The system works because it:

  1. Keeps you from using credit cards, which are the dirty handmaidens of Satan
  2. Keeps you from using your debit card profligately
  3. Forces you to constantly confront your desire to spend

Mire and I have been experimenting with the envelope system only a month, and I’ll let you know how it goes in the long run. We made a few concessions at the beginning. We are focusing only on the two line items in our budget that were bugging us: Groceries and Dining Out/Entertainment. I know it sounds like there are three categories there, but that’s how we set it up in our MSMoney program. That’s concession #1. Concession #2 was, well, we didn’t use envelopes. Mire puts the Grocery money in her wallet, and I put the Dining Out/Entertainment money in mine. (”Because, when we we go out someplace nice, I want you to pay,” is how she decided the issue.) Since we are inseparable, having one person carrying around one budget item’s worth of cash every day doesn’t present a problem. But I concede that we are not sticking strictly to the system, and that other couples and singles need to come up with a strategy that works best for them.

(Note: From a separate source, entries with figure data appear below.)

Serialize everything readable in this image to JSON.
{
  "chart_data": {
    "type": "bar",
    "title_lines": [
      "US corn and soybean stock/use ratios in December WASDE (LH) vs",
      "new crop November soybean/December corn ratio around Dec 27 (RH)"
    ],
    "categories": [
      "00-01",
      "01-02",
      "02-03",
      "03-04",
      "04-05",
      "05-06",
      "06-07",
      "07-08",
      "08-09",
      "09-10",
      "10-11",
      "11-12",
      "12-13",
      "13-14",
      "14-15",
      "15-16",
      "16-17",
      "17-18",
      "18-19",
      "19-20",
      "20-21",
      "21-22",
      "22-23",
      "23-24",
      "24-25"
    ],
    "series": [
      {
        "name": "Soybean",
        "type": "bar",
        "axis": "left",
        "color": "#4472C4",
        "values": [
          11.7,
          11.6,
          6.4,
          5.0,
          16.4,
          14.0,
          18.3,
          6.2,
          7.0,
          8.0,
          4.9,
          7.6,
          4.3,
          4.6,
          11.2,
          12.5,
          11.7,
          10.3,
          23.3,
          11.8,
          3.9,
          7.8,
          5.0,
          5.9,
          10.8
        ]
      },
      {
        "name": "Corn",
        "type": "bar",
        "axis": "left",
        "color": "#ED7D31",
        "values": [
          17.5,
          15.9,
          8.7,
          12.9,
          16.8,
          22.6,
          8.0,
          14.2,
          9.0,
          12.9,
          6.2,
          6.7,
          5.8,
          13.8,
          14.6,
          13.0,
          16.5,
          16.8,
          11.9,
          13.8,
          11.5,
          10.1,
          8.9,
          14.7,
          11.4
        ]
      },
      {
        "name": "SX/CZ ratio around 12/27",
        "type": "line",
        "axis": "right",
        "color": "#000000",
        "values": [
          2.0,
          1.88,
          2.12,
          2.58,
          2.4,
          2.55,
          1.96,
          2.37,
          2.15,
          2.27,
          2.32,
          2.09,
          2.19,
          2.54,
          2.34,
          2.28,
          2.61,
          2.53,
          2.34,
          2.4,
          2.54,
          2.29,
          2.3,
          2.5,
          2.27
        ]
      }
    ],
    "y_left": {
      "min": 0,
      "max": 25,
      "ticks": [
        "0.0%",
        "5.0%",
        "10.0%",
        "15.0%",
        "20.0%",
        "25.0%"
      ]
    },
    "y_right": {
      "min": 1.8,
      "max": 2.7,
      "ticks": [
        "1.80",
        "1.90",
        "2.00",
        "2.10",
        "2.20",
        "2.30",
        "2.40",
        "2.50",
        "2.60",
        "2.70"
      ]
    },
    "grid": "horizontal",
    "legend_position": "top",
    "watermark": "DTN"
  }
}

Before you ask, all other spending gets slapped on the debit card. We don’t think this will be a problem, because after three years of mind-numbing analysis, we have zeroed in on these three categories—food we eat in, food we eat out, and the sweet, siren call of the cinema—as the things most likely to get us into trouble. I’ll let you know what happens. Watch: Our Postage category will balloon to $18,000 a month.

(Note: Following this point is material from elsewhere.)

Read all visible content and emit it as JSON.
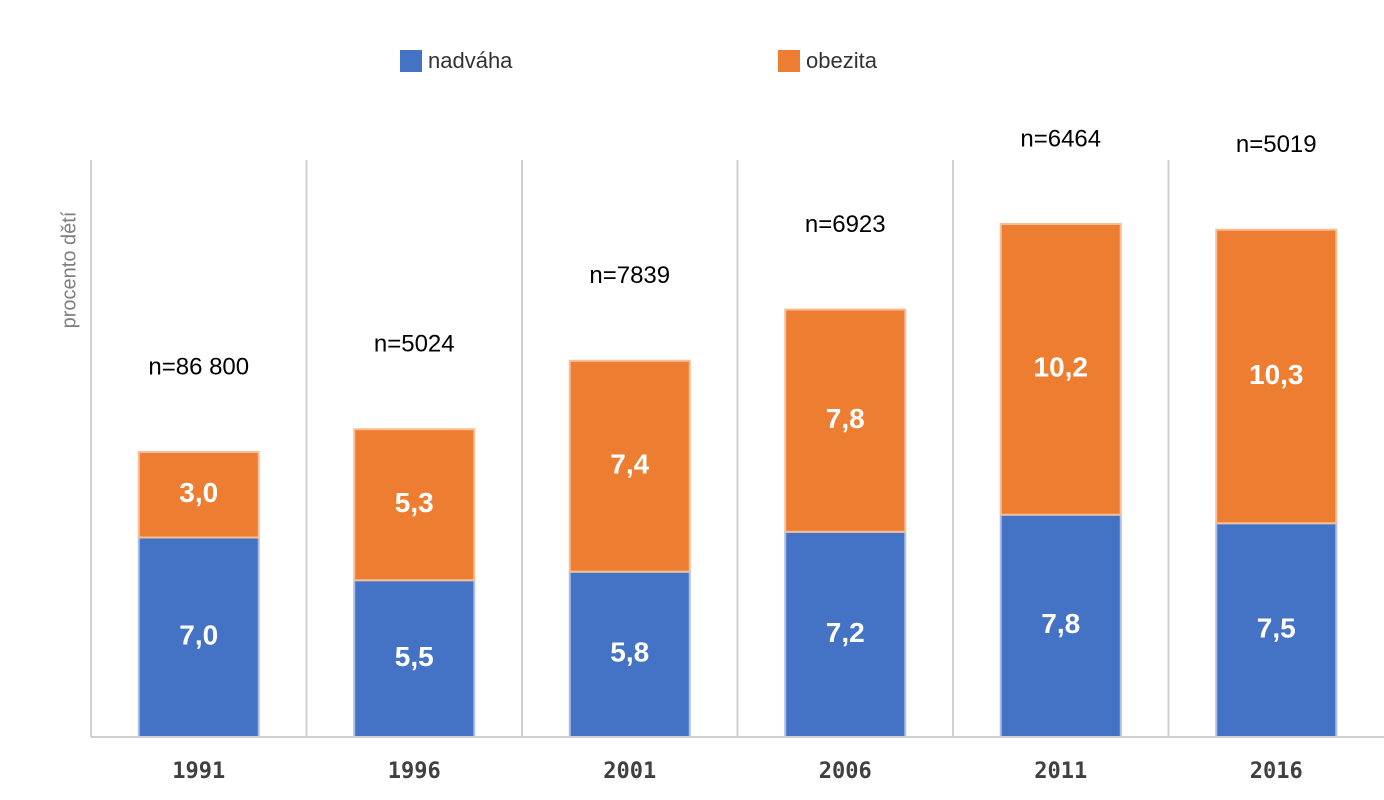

Anyway, it’s amazing how it works. Say we’ve got five days left before the next permitted infusion of cash, the Dining Out/Entertainment envelope holds $12, and we want to go somewhere nice for a drink. We peek in the wallet and say, “Hmmm….Two glasses of wine would cost at least $12, and we won’t have anything for a tip. How bad do we want this drink, anyway? Is it the drink we want, or do we just want to get out of the house? Would a glass of wine at home be OK, or do we just need to take a walk? Do we even have wine at home? Could we spend the Grocery money on it? Could we go somewhere and have a coffee instead? How stupid do we look standing on a sidewalk talking to a wallet?” These are all things we would not have contemplated if we didn’t have the envelope system—er, wallet system—in our life.

One day, we were both stunned to hear ourselves say, albeit in different words, “I want to go for a drink in a nice place because it makes me feel nice about myself.”

Whoa.

By talking to a wallet or an envelope, you learn that money is tied to choices based on values. If you can get to the heart of your values, you might figure out where all that cash goes.